Leadership and Public Service High School is one of the 436 New York City public high schools that participates in Broadway Bridges, a theater education program that enables the city’s public high school students to attend a Broadway show before graduation. Since its inception in 2017, Broadway Bridges, a partnership between The Broadway League, NYC Public Schools and the United Federation of Teachers, has brought some 100,000 students to Broadway.
"Most of the time, students don't have the opportunity to experience what people travel all over the world to experience."
–Principal Philip Santos
Santos loves sharing his passion for theater with his students; he knows how much a teacher’s enthusiasm can impact an impressionable young mind. “Students gravitate to that passion,” he says. “And then they take it from there.” While still in college, Santos worked as a security officer for the Public Theater. He happened to be there for the 1995 run of Bring in 'da Noise, Bring in 'da Funk, the hip hop-infused musical revue about Black history. It changed everything.

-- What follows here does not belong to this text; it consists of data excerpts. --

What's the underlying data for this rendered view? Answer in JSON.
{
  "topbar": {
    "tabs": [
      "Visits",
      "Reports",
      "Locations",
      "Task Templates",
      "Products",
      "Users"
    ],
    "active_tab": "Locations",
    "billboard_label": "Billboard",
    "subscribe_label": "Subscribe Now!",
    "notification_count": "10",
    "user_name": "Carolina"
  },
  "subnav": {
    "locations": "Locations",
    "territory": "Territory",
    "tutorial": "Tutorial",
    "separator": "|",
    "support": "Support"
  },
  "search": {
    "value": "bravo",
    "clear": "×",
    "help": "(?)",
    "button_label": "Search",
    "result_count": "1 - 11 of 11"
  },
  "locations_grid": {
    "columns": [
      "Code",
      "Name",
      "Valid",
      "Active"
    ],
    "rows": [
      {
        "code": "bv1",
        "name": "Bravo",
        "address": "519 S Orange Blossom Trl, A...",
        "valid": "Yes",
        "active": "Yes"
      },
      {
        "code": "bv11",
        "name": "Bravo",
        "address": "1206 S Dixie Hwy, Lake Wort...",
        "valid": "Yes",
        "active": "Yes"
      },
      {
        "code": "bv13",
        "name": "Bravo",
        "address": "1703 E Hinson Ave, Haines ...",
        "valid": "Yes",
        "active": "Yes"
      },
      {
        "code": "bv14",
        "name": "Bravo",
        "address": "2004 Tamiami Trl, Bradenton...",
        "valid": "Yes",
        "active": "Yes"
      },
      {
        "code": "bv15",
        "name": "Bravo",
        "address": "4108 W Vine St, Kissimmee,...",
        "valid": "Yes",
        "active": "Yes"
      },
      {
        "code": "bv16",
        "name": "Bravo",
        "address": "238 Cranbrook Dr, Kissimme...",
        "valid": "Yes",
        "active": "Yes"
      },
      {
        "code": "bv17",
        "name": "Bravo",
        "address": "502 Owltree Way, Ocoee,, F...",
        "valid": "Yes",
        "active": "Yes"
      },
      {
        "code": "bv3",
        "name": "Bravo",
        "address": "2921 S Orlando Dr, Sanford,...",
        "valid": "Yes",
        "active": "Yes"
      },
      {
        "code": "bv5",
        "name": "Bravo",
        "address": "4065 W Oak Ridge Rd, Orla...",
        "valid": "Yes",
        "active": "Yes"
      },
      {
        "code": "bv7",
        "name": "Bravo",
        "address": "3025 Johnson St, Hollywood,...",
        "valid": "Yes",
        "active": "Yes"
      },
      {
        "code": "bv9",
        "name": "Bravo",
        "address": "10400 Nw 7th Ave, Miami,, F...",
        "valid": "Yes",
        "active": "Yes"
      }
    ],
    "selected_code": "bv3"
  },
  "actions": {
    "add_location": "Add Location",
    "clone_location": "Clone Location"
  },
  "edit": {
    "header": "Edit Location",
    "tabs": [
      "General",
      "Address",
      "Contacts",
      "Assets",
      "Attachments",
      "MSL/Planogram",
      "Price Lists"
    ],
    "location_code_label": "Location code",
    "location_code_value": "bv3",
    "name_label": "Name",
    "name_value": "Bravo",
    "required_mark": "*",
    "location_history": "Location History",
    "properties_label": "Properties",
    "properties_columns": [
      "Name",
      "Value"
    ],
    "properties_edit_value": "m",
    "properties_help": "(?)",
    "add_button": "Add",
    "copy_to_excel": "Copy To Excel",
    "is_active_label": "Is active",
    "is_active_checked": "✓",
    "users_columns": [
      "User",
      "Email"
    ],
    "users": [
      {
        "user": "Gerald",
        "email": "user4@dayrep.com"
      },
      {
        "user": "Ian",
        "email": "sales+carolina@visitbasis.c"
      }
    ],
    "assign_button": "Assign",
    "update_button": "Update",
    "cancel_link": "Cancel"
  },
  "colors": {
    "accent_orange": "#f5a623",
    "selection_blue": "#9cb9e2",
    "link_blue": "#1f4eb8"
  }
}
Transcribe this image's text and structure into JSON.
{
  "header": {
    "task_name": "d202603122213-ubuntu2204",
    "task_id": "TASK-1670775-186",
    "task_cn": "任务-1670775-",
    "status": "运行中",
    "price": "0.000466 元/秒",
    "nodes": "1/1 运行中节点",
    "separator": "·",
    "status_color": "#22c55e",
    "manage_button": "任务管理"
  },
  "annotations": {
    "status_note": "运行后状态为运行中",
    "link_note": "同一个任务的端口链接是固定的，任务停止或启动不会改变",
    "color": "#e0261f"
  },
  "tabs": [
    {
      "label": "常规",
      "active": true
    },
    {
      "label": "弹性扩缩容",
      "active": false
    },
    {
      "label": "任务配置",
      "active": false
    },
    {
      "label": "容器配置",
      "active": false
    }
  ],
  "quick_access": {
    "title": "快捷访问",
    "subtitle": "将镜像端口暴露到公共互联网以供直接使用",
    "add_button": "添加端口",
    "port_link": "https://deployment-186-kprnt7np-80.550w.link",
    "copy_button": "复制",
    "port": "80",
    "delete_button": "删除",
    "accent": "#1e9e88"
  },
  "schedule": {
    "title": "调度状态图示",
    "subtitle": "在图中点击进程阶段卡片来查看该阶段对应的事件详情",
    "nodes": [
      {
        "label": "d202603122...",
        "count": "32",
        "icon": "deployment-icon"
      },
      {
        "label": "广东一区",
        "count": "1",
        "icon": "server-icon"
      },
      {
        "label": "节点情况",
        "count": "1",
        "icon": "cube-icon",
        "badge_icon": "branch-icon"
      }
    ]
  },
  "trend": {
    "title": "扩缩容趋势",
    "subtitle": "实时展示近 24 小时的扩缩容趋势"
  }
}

“Just to see the ins and outs, all the work that went behind it… That was it,” he says. “I was done.” Musical theater, he continues, inspires students to understand “what people can accomplish when they come together. From music to the writing to the acting to the directing—all those things come together to make something beautiful.”
Santos is excited to cultivate the next generation of passionate theater lovers with the help of Broadway Bridges. “Most of the time, students don't have the opportunity to experience what people travel all over the world to experience. So, for my students to come and experience it—it changes lives.”
He adds, “It’s their city. They deserve to experience all those things.”